Education at a Crossroads
While our education system is experiencing unprecedented challenges, experts argue this is the time to rethink how we educate our children. Many feel significant change is long overdue. Those who study the connection between the health of our economy and the success of our education system have preached for over a decade the somber consequences of our mediocre student achievement compared with students in other countries.
For Anthony Mackay, president and CEO of the National Center on Education and the Economy, the pandemic has revealed the vulnerability of many young people in our education system. But it also has generated renewed respect for educators. “It has underscored the value of schools as community centers and the importance of social and emotional learning,” he says. “We are confronted with the imperative to redesign our education system—informed by the future of learning and the future of work—to ensure that all young people become successful lifelong learners, confident and creative individuals and active and informed citizens.”
Legislators serving on NCSL’s International Education Study Group argued in the 2016 report “No Time to Lose” that we must waste no time in closing achievement gaps, improving equity and ensuring all students leave high school ready for college or a career.

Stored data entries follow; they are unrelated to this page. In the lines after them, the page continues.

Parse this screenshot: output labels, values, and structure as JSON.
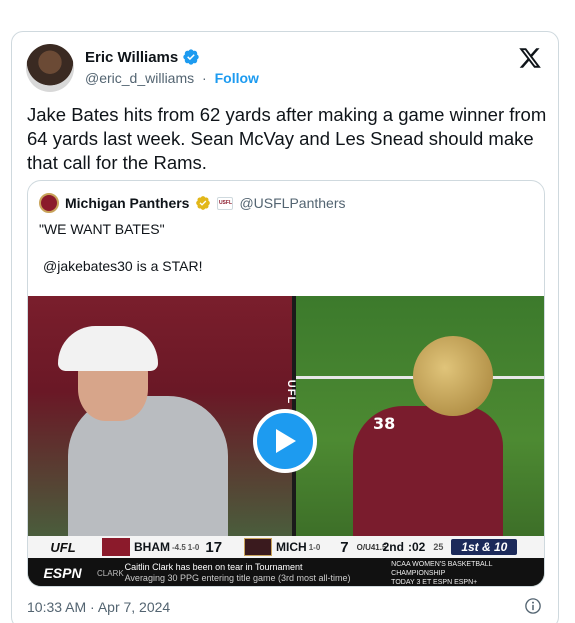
{
  "author": {
    "name": "Eric Williams",
    "handle": "@eric_d_williams",
    "separator": "·",
    "follow_label": "Follow"
  },
  "tweet": {
    "text": "Jake Bates hits from 62 yards after making a game winner from 64 yards last week. Sean McVay and Les Snead should make that call for the Rams.",
    "timestamp": "10:33 AM · Apr 7, 2024"
  },
  "quote": {
    "name": "Michigan Panthers",
    "badge_text": "USFL",
    "handle": "@USFLPanthers",
    "line1": "\"WE WANT BATES\"",
    "line2": "@jakebates30 is a STAR!"
  },
  "video": {
    "divider_text": "UFL",
    "jersey_number": "38",
    "scorebar": {
      "league": "UFL",
      "team1": "BHAM",
      "team1_spread": "-4.5",
      "team1_record": "1-0",
      "team1_score": "17",
      "team2": "MICH",
      "team2_record": "1-0",
      "team2_score": "7",
      "ou_label": "O/U",
      "ou_value": "41.5",
      "quarter": "2nd",
      "clock": ":02",
      "play_clock": "25",
      "down": "1st & 10"
    },
    "ticker": {
      "network": "ESPN",
      "tag": "CLARK",
      "headline": "Caitlin Clark has been on tear in Tournament",
      "sub": "Averaging 30 PPG entering title game (3rd most all-time)",
      "promo_line1": "NCAA WOMEN'S BASKETBALL CHAMPIONSHIP",
      "promo_line2": "TODAY 3 ET ESPN ESPN+"
    }
  },
  "colors": {
    "link": "#1d9bf0",
    "verified": "#1d9bf0",
    "gold_badge": "#e2b719",
    "text_primary": "#0f1419",
    "text_secondary": "#536471",
    "border": "#cfd9de"
  },
  "icons": [
    "verified-icon",
    "x-logo-icon",
    "gold-verified-icon",
    "play-icon",
    "info-icon"
  ]
}
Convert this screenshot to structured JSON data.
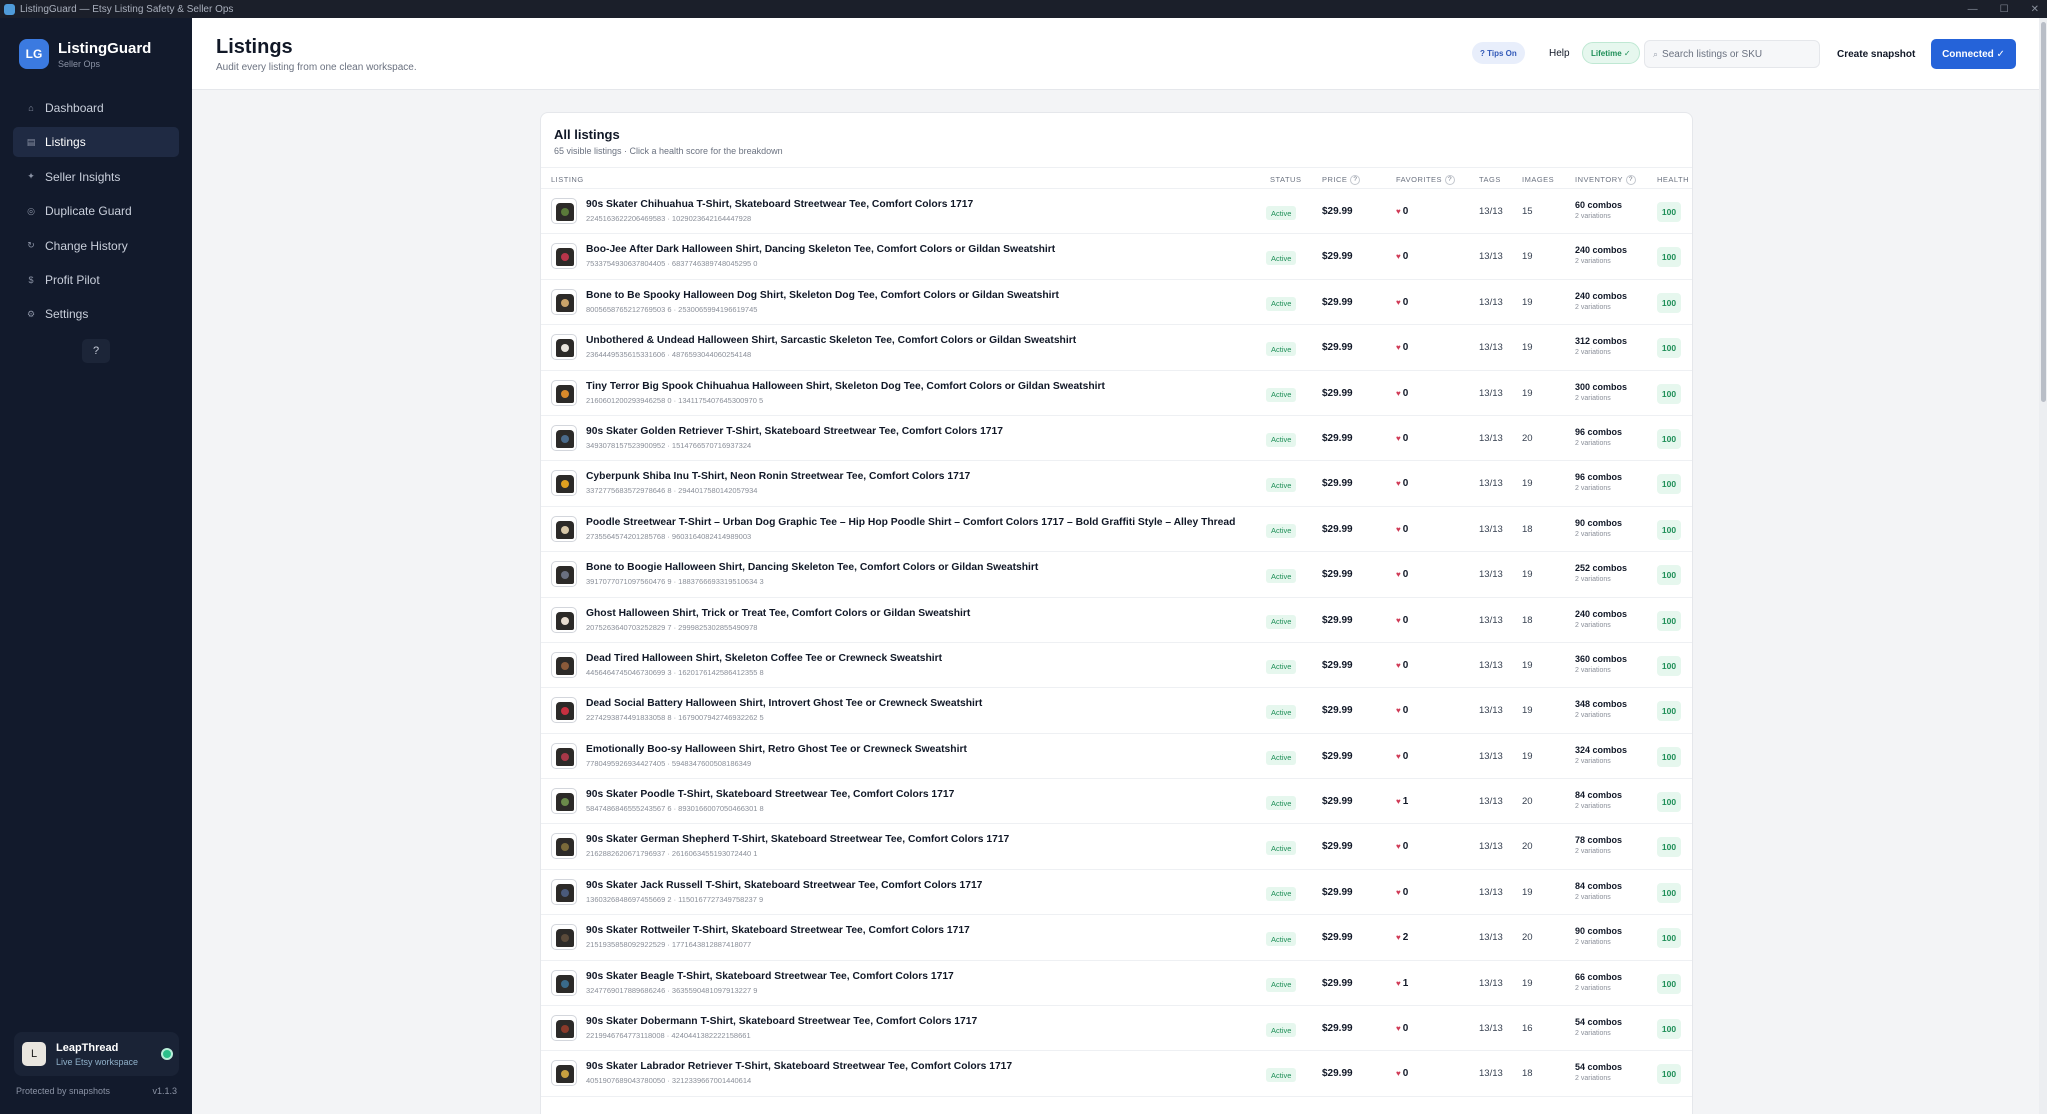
{
  "window": {
    "title": "ListingGuard — Etsy Listing Safety & Seller Ops",
    "controls": [
      "—",
      "☐",
      "✕"
    ]
  },
  "brand": {
    "logo": "LG",
    "name": "ListingGuard",
    "sub": "Seller Ops"
  },
  "sidebar": {
    "items": [
      {
        "label": "Dashboard",
        "icon": "home-icon",
        "glyph": "⌂"
      },
      {
        "label": "Listings",
        "icon": "list-icon",
        "glyph": "▤"
      },
      {
        "label": "Seller Insights",
        "icon": "sparkle-icon",
        "glyph": "✦"
      },
      {
        "label": "Duplicate Guard",
        "icon": "target-icon",
        "glyph": "◎"
      },
      {
        "label": "Change History",
        "icon": "history-icon",
        "glyph": "↻"
      },
      {
        "label": "Profit Pilot",
        "icon": "dollar-icon",
        "glyph": "$"
      },
      {
        "label": "Settings",
        "icon": "gear-icon",
        "glyph": "⚙"
      }
    ],
    "help_label": "?",
    "account": {
      "avatar": "L",
      "name": "LeapThread",
      "sub": "Live Etsy workspace"
    },
    "footer_left": "Protected by snapshots",
    "footer_right": "v1.1.3"
  },
  "header": {
    "title": "Listings",
    "subtitle": "Audit every listing from one clean workspace.",
    "tips_label": "? Tips On",
    "help_label": "Help",
    "lifetime_label": "Lifetime ✓",
    "search_placeholder": "Search listings or SKU",
    "create_label": "Create snapshot",
    "connected_label": "Connected ✓"
  },
  "card": {
    "title": "All listings",
    "subtitle": "65 visible listings · Click a health score for the breakdown",
    "columns": {
      "listing": "LISTING",
      "status": "STATUS",
      "price": "PRICE",
      "favorites": "FAVORITES",
      "tags": "TAGS",
      "images": "IMAGES",
      "inventory": "INVENTORY",
      "health": "HEALTH"
    }
  },
  "listings": [
    {
      "title": "90s Skater Chihuahua T-Shirt, Skateboard Streetwear Tee, Comfort Colors 1717",
      "ids": "2245163622206469583 · 1029023642164447928",
      "status": "Active",
      "price": "$29.99",
      "favorites": "0",
      "tags": "13/13",
      "images": "15",
      "inventory": "60 combos",
      "variations": "2 variations",
      "health": "100",
      "accent": "#5a7a3a"
    },
    {
      "title": "Boo-Jee After Dark Halloween Shirt, Dancing Skeleton Tee, Comfort Colors or Gildan Sweatshirt",
      "ids": "7533754930637804405 · 6837746389748045295 0",
      "status": "Active",
      "price": "$29.99",
      "favorites": "0",
      "tags": "13/13",
      "images": "19",
      "inventory": "240 combos",
      "variations": "2 variations",
      "health": "100",
      "accent": "#b8354a"
    },
    {
      "title": "Bone to Be Spooky Halloween Dog Shirt, Skeleton Dog Tee, Comfort Colors or Gildan Sweatshirt",
      "ids": "8005658765212769503 6 · 2530065994196619745",
      "status": "Active",
      "price": "$29.99",
      "favorites": "0",
      "tags": "13/13",
      "images": "19",
      "inventory": "240 combos",
      "variations": "2 variations",
      "health": "100",
      "accent": "#c9a36a"
    },
    {
      "title": "Unbothered & Undead Halloween Shirt, Sarcastic Skeleton Tee, Comfort Colors or Gildan Sweatshirt",
      "ids": "2364449535615331606 · 4876593044060254148",
      "status": "Active",
      "price": "$29.99",
      "favorites": "0",
      "tags": "13/13",
      "images": "19",
      "inventory": "312 combos",
      "variations": "2 variations",
      "health": "100",
      "accent": "#e8e4dc"
    },
    {
      "title": "Tiny Terror Big Spook Chihuahua Halloween Shirt, Skeleton Dog Tee, Comfort Colors or Gildan Sweatshirt",
      "ids": "2160601200293946258 0 · 1341175407645300970 5",
      "status": "Active",
      "price": "$29.99",
      "favorites": "0",
      "tags": "13/13",
      "images": "19",
      "inventory": "300 combos",
      "variations": "2 variations",
      "health": "100",
      "accent": "#d98a2b"
    },
    {
      "title": "90s Skater Golden Retriever T-Shirt, Skateboard Streetwear Tee, Comfort Colors 1717",
      "ids": "3493078157523900952 · 1514766570716937324",
      "status": "Active",
      "price": "$29.99",
      "favorites": "0",
      "tags": "13/13",
      "images": "20",
      "inventory": "96 combos",
      "variations": "2 variations",
      "health": "100",
      "accent": "#4a6a8a"
    },
    {
      "title": "Cyberpunk Shiba Inu T-Shirt, Neon Ronin Streetwear Tee, Comfort Colors 1717",
      "ids": "3372775683572978646 8 · 2944017580142057934",
      "status": "Active",
      "price": "$29.99",
      "favorites": "0",
      "tags": "13/13",
      "images": "19",
      "inventory": "96 combos",
      "variations": "2 variations",
      "health": "100",
      "accent": "#e0a020"
    },
    {
      "title": "Poodle Streetwear T-Shirt – Urban Dog Graphic Tee – Hip Hop Poodle Shirt – Comfort Colors 1717 – Bold Graffiti Style – Alley Thread",
      "ids": "2735564574201285768 · 9603164082414989003",
      "status": "Active",
      "price": "$29.99",
      "favorites": "0",
      "tags": "13/13",
      "images": "18",
      "inventory": "90 combos",
      "variations": "2 variations",
      "health": "100",
      "accent": "#d8c8a8"
    },
    {
      "title": "Bone to Boogie Halloween Shirt, Dancing Skeleton Tee, Comfort Colors or Gildan Sweatshirt",
      "ids": "3917077071097560476 9 · 1883766693319510634 3",
      "status": "Active",
      "price": "$29.99",
      "favorites": "0",
      "tags": "13/13",
      "images": "19",
      "inventory": "252 combos",
      "variations": "2 variations",
      "health": "100",
      "accent": "#6a7080"
    },
    {
      "title": "Ghost Halloween Shirt, Trick or Treat Tee, Comfort Colors or Gildan Sweatshirt",
      "ids": "2075263640703252829 7 · 2999825302855490978",
      "status": "Active",
      "price": "$29.99",
      "favorites": "0",
      "tags": "13/13",
      "images": "18",
      "inventory": "240 combos",
      "variations": "2 variations",
      "health": "100",
      "accent": "#e8ddd0"
    },
    {
      "title": "Dead Tired Halloween Shirt, Skeleton Coffee Tee or Crewneck Sweatshirt",
      "ids": "4456464745046730699 3 · 1620176142586412355 8",
      "status": "Active",
      "price": "$29.99",
      "favorites": "0",
      "tags": "13/13",
      "images": "19",
      "inventory": "360 combos",
      "variations": "2 variations",
      "health": "100",
      "accent": "#8a5a3a"
    },
    {
      "title": "Dead Social Battery Halloween Shirt, Introvert Ghost Tee or Crewneck Sweatshirt",
      "ids": "2274293874491833058 8 · 1679007942746932262 5",
      "status": "Active",
      "price": "$29.99",
      "favorites": "0",
      "tags": "13/13",
      "images": "19",
      "inventory": "348 combos",
      "variations": "2 variations",
      "health": "100",
      "accent": "#c83040"
    },
    {
      "title": "Emotionally Boo-sy Halloween Shirt, Retro Ghost Tee or Crewneck Sweatshirt",
      "ids": "7780495926934427405 · 5948347600508186349",
      "status": "Active",
      "price": "$29.99",
      "favorites": "0",
      "tags": "13/13",
      "images": "19",
      "inventory": "324 combos",
      "variations": "2 variations",
      "health": "100",
      "accent": "#a83848"
    },
    {
      "title": "90s Skater Poodle T-Shirt, Skateboard Streetwear Tee, Comfort Colors 1717",
      "ids": "5847486846555243567 6 · 8930166007050466301 8",
      "status": "Active",
      "price": "$29.99",
      "favorites": "1",
      "tags": "13/13",
      "images": "20",
      "inventory": "84 combos",
      "variations": "2 variations",
      "health": "100",
      "accent": "#6a8a4a"
    },
    {
      "title": "90s Skater German Shepherd T-Shirt, Skateboard Streetwear Tee, Comfort Colors 1717",
      "ids": "2162882620671796937 · 2616063455193072440 1",
      "status": "Active",
      "price": "$29.99",
      "favorites": "0",
      "tags": "13/13",
      "images": "20",
      "inventory": "78 combos",
      "variations": "2 variations",
      "health": "100",
      "accent": "#7a6a3a"
    },
    {
      "title": "90s Skater Jack Russell T-Shirt, Skateboard Streetwear Tee, Comfort Colors 1717",
      "ids": "1360326848697455669 2 · 1150167727349758237 9",
      "status": "Active",
      "price": "$29.99",
      "favorites": "0",
      "tags": "13/13",
      "images": "19",
      "inventory": "84 combos",
      "variations": "2 variations",
      "health": "100",
      "accent": "#4a5a7a"
    },
    {
      "title": "90s Skater Rottweiler T-Shirt, Skateboard Streetwear Tee, Comfort Colors 1717",
      "ids": "2151935858092922529 · 1771643812887418077",
      "status": "Active",
      "price": "$29.99",
      "favorites": "2",
      "tags": "13/13",
      "images": "20",
      "inventory": "90 combos",
      "variations": "2 variations",
      "health": "100",
      "accent": "#5a4a3a"
    },
    {
      "title": "90s Skater Beagle T-Shirt, Skateboard Streetwear Tee, Comfort Colors 1717",
      "ids": "3247769017889686246 · 3635590481097913227 9",
      "status": "Active",
      "price": "$29.99",
      "favorites": "1",
      "tags": "13/13",
      "images": "19",
      "inventory": "66 combos",
      "variations": "2 variations",
      "health": "100",
      "accent": "#3a6a8a"
    },
    {
      "title": "90s Skater Dobermann T-Shirt, Skateboard Streetwear Tee, Comfort Colors 1717",
      "ids": "2219946764773118008 · 4240441382222158661",
      "status": "Active",
      "price": "$29.99",
      "favorites": "0",
      "tags": "13/13",
      "images": "16",
      "inventory": "54 combos",
      "variations": "2 variations",
      "health": "100",
      "accent": "#8a3a2a"
    },
    {
      "title": "90s Skater Labrador Retriever T-Shirt, Skateboard Streetwear Tee, Comfort Colors 1717",
      "ids": "4051907689043780050 · 3212339667001440614",
      "status": "Active",
      "price": "$29.99",
      "favorites": "0",
      "tags": "13/13",
      "images": "18",
      "inventory": "54 combos",
      "variations": "2 variations",
      "health": "100",
      "accent": "#c8a040"
    }
  ]
}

Change cannot come soon enough, they wrote.
Given that education already is being significantly disrupted, education thinkers and policy experts such as Linda Darling-Hammond, a professor of education at Stanford University and founding president of the Learning Policy Institute, argue that now is exactly the right time to launch a renewed effort to apply lessons learned from research, international studies and even a pandemic.
She recommends we:
- Prepare culturally competent and responsive educators to serve all students.
- Prepare leaders to make systemwide, student-centered improvements.
- Develop tools to better assess individual student needs and progress.
- Close the digital divide and improve distance learning for everyone.
- Support social and emotional learning.
- Redesign schools with “wraparound supports” that meet the needs of the whole child.
- Lengthen learning time.
- Leverage more adequate and equitable school funding.
- Prepare all students for either college or a career.
We could start by assembling parents, students, educators, legislators and local policymakers to create a new vision and new goals for state education systems; comparing and benchmarking policies against those of the highest-performing systems; and creating a blueprint for success. This hard work began in Indiana, Maryland, Massachusetts and New Mexico before the pandemic, and likely will continue.
Calls for serious change to the way we educate our kids may gather even more support as the pandemic exposes the current system’s inequities, lack of resources and lagging performance. Even during a pandemic, supporters say, states can transform education challenges into opportunities for our nation’s students.
Michelle Exstrom is the director of NCSL’s Education Program.